Стась в одно мгновение спустился по склону скалы на дно ущелья.
XXXII
Несколько минут Стась не мог от усталости и волнения вымолвить ни слова и стоял, тяжело дыша, перед лежавшим на кровати человеком, который тоже молчал и смотрел на него с изумлением, не понимая и даже как будто не видя ничего перед собой.
Немного погодя он крикнул:
– Насибу, ты здесь?
– Я здесь, господин, – ответил маленький негритенок.
– Ты видишь кого-нибудь? Кто-нибудь передо мною стоит?
Но прежде чем черный мальчик успел ответить, к Стасю вернулся дар речи.
– Меня зовут Станислав Тарковский, – проговорил он. – Мы убежали с маленькой мисс Роулайсон из плена у дервишей и скрываемся в степи. Но Нель очень больна; я умоляю вас помочь ей.
Незнакомец посмотрел еще с минуту, моргая глазами, и наконец провел рукой по лбу.
– Я не только вижу, но и слышу, – проговорил он про себя. – Так это не обман чувств!.. Что? Помощь? Я сам нуждаюсь в помощи. Я ранен.

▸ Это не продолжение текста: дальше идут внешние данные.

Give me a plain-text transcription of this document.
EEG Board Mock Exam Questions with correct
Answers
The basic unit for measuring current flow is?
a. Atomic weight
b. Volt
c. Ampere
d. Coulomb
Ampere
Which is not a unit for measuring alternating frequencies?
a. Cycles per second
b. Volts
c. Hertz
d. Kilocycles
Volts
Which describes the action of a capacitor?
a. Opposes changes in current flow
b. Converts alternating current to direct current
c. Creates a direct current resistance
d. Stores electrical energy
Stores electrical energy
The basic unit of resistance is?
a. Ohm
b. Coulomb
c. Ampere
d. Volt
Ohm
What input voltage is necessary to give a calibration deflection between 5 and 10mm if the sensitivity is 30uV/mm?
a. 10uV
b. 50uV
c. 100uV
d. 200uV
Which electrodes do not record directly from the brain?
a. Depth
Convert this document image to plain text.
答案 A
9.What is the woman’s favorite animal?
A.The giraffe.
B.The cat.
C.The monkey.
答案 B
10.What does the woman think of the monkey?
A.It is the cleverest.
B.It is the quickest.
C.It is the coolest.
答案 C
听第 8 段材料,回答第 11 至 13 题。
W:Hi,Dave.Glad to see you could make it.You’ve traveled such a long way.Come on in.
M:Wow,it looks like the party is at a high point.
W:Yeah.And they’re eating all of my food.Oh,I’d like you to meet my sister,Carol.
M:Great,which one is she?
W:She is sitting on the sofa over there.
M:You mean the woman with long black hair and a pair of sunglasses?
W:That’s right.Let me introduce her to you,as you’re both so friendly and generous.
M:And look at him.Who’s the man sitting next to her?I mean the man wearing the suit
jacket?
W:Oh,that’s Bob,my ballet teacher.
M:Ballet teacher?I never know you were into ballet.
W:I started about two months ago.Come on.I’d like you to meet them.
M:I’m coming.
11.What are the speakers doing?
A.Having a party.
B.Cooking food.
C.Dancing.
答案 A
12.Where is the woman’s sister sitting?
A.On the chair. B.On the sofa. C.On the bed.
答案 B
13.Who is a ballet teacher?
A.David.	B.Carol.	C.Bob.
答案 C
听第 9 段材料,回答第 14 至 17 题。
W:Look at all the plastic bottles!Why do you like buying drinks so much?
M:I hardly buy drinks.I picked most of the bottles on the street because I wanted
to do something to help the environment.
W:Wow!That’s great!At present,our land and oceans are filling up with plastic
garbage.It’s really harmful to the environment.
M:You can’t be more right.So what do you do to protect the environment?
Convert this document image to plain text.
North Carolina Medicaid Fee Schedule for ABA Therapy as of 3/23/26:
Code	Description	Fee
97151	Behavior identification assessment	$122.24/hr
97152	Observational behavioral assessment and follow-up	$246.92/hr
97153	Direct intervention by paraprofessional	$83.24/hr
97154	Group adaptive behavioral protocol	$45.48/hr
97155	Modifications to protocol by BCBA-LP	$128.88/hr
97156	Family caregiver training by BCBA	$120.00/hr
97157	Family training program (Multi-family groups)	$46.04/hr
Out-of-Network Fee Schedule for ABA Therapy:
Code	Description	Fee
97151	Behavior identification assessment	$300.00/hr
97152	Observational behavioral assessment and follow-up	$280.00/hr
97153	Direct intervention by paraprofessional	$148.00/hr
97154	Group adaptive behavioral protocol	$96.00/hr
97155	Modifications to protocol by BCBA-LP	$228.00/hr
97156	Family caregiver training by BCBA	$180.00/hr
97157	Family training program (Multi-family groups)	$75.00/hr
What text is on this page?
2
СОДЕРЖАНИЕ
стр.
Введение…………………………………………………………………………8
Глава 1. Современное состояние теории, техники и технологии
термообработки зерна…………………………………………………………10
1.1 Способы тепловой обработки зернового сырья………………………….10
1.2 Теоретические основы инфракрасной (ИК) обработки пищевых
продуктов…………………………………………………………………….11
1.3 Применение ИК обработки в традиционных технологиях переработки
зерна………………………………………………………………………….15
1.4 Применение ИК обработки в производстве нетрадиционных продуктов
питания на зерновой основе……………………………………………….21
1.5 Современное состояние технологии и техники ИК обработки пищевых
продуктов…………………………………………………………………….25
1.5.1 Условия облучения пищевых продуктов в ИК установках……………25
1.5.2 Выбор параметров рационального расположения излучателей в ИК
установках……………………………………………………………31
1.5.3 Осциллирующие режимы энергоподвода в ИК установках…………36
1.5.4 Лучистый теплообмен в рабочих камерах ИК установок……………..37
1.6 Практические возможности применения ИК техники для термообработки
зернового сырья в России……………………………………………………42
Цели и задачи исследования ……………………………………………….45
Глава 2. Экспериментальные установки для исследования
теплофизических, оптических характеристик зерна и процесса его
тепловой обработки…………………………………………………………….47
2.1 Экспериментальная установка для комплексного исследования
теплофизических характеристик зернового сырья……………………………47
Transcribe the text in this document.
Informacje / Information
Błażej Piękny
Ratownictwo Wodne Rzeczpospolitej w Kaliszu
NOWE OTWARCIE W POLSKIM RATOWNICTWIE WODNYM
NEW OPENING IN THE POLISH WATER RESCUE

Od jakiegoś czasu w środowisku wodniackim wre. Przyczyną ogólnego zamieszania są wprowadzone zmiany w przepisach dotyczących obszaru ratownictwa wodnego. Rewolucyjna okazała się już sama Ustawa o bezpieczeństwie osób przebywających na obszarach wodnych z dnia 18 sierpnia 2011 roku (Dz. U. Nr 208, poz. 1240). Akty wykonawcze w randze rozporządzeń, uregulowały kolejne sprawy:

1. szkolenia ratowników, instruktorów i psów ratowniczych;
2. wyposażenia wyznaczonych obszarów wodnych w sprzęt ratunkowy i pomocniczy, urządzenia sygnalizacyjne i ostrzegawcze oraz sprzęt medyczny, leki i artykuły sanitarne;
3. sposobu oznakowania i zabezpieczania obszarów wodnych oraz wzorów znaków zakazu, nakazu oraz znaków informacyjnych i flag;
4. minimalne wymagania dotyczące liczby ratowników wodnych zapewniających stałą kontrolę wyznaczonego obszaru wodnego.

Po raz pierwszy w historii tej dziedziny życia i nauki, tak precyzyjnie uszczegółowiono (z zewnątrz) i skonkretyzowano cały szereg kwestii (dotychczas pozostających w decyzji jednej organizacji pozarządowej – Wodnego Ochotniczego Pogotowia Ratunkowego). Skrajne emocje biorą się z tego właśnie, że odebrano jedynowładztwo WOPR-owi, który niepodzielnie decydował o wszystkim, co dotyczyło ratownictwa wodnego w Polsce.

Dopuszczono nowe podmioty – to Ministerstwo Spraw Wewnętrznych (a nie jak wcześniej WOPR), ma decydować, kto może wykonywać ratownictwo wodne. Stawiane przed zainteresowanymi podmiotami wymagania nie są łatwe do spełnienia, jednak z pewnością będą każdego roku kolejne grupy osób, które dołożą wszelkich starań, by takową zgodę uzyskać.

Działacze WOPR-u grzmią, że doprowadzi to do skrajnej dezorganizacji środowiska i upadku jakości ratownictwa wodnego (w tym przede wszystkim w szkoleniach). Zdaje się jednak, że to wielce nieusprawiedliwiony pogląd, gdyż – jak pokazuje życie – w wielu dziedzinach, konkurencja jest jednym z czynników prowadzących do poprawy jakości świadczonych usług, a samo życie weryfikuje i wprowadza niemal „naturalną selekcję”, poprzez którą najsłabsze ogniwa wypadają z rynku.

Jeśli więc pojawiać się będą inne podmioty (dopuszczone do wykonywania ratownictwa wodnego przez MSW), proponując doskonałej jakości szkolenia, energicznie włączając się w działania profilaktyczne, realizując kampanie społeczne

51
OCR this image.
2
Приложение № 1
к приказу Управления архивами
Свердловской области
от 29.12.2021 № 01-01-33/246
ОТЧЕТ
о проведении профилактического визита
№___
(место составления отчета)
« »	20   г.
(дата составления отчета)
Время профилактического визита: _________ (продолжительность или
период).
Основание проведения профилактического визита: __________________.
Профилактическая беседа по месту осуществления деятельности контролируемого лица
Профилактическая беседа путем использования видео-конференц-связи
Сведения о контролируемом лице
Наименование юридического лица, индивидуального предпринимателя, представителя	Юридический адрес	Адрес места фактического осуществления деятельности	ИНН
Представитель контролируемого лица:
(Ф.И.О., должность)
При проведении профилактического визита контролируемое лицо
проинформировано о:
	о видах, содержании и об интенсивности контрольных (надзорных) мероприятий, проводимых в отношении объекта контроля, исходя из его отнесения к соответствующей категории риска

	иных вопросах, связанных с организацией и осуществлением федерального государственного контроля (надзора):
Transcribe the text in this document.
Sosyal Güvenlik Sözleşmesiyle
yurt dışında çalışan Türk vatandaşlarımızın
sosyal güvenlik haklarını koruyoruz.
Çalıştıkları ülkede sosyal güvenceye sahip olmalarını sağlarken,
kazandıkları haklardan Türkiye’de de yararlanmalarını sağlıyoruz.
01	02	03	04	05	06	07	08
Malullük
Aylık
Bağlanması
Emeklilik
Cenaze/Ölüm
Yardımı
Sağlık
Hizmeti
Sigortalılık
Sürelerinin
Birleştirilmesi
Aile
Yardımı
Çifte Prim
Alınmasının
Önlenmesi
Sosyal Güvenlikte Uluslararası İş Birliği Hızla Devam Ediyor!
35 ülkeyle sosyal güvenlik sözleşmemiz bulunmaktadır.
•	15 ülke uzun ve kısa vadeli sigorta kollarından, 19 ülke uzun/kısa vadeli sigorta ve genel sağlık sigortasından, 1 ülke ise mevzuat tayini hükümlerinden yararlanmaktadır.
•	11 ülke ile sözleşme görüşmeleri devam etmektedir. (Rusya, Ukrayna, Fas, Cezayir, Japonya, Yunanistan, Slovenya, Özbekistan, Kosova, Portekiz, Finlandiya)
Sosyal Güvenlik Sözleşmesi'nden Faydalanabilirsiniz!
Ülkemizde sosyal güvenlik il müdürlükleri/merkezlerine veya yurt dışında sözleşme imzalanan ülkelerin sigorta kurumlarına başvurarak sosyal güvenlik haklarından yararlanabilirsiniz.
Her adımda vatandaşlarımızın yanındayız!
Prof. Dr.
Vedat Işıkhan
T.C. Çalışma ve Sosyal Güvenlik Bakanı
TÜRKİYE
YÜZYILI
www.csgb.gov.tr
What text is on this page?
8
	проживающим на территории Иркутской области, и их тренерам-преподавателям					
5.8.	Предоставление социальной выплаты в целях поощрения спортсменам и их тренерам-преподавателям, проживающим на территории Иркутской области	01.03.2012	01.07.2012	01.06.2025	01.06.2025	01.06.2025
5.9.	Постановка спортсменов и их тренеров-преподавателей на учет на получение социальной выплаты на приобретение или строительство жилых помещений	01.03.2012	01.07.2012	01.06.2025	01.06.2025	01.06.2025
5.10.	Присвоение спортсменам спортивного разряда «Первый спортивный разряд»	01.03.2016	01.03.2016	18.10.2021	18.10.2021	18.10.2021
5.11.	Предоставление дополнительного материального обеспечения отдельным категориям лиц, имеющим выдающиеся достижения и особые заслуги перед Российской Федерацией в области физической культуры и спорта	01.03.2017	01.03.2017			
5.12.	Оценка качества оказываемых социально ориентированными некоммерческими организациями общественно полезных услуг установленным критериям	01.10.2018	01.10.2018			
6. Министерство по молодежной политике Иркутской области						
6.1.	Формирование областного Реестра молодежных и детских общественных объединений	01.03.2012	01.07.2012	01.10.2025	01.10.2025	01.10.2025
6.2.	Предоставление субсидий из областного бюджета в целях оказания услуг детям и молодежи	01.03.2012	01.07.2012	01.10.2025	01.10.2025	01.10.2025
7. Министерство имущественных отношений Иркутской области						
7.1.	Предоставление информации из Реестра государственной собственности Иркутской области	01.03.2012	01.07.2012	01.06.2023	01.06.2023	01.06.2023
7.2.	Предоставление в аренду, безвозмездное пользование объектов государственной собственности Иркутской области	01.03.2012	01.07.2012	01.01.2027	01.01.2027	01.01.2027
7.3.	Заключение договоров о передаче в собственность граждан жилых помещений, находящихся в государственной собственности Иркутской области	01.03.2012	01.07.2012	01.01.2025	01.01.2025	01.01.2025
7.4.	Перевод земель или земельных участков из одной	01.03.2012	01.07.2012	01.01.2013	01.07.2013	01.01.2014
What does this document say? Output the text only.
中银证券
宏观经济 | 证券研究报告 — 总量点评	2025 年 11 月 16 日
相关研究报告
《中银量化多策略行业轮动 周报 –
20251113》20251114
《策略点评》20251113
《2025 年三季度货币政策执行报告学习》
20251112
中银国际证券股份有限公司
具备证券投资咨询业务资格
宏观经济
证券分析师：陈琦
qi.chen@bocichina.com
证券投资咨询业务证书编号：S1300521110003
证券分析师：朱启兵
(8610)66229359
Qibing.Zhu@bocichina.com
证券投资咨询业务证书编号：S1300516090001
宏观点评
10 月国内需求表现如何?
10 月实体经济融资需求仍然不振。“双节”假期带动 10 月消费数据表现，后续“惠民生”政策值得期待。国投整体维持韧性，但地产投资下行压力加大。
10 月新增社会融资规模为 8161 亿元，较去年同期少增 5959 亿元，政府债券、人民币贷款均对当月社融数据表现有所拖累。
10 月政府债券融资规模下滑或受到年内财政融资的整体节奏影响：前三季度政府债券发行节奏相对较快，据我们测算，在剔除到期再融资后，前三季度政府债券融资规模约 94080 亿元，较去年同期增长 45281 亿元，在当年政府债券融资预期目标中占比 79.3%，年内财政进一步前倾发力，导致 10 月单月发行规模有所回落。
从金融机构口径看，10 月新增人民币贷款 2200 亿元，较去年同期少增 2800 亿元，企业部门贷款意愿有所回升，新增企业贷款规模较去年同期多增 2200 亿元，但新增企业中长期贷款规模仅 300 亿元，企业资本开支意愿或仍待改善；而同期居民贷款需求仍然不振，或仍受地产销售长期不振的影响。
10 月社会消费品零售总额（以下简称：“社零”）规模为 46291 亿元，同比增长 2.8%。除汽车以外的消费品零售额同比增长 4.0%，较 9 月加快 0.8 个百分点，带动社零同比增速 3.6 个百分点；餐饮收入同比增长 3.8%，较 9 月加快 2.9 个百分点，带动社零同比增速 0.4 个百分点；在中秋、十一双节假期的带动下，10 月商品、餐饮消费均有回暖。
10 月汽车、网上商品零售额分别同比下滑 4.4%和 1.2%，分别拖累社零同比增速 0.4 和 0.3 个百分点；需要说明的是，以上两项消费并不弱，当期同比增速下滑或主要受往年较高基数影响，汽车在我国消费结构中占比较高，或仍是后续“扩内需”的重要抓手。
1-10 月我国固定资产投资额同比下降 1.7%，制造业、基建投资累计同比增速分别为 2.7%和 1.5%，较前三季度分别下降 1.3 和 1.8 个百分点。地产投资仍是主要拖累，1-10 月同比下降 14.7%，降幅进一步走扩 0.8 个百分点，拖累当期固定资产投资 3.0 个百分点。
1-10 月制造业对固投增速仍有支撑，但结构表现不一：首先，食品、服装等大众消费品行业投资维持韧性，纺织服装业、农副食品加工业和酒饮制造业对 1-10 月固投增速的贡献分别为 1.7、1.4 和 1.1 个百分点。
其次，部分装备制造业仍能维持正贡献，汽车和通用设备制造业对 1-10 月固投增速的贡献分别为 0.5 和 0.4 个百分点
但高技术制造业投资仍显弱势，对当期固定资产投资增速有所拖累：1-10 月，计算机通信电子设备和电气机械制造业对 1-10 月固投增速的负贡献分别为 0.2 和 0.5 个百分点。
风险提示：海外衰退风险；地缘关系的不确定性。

Вдруг он точно стряхнул с себя сонный туман, посмотрел более сознательным взглядом и с блеском радости в глазах проговорил:
– Бедный мальчик! Я вижу еще белого!.. Здравствуй, кто бы ты ни был. Ты говоришь о какой-то больной? Чего же ты просишь у меня?
Стась повторил, что больная Нель – маленькая дочь мистера Роулайсона, одного из директоров канала, что у нее уже было два приступа лихорадки и она должна умереть, если у него не будет хинина, чтоб предупредить третий.
– Два приступа… это плохо! – ответил незнакомец. – Но хинина я могу тебе дать сколько хочешь. У меня есть несколько баночек, которые мне больше ни на что не пригодятся.
С этими словами он приказал маленькому Насибу подать большую жестяную коробку, которая служила, по-видимому, дорожной аптечкой, достал из нее две большие баночки, наполненные белым порошком, и отдал их Стасю:
– Вот половина того, что у меня есть. Этого хватит почти на год…
Стась был готов кричать от радости. Он начал благодарить незнакомца с таким жаром, точно благодарил его за спасение собственной жизни.
Незнакомец несколько раз кивнул головой и сказал ему в ответ:
– Хорошо, хорошо. Меня зовут Линде; я – швейцарец, из Цюриха… Два дня тому назад со мной случилось несчастье: меня тяжело ранил кабан.
Он повернул голову к черному мальчику.
– Насибу, набей мне трубку, – приказал он ему. А потом обратился к Стасю: – Ночью лихорадка у меня усиливается, и голова совсем не работает. Но от трубки мысль у меня немного проясняется. Ты говоришь, что вы убежали из плена у дервишей и скрываетесь в степи?
– Да.
– Что же вы думаете делать дальше?
– Бежать в Абиссинию.
– Вы попадете в руки махдистов. Их отряды бродят вдоль всей границы.
– Но ничего другого мы не можем предпринять.
– Ах! Еще месяц тому назад я мог бы оказать вам помощь. Но теперь я один, вот с этим черным мальчиком.
Стась посмотрел на него с удивлением.
– А этот лагерь?
– Это лагерь смерти.
– А эти негры?
– Эти негры спят и больше не проснутся.
– Не понимаю.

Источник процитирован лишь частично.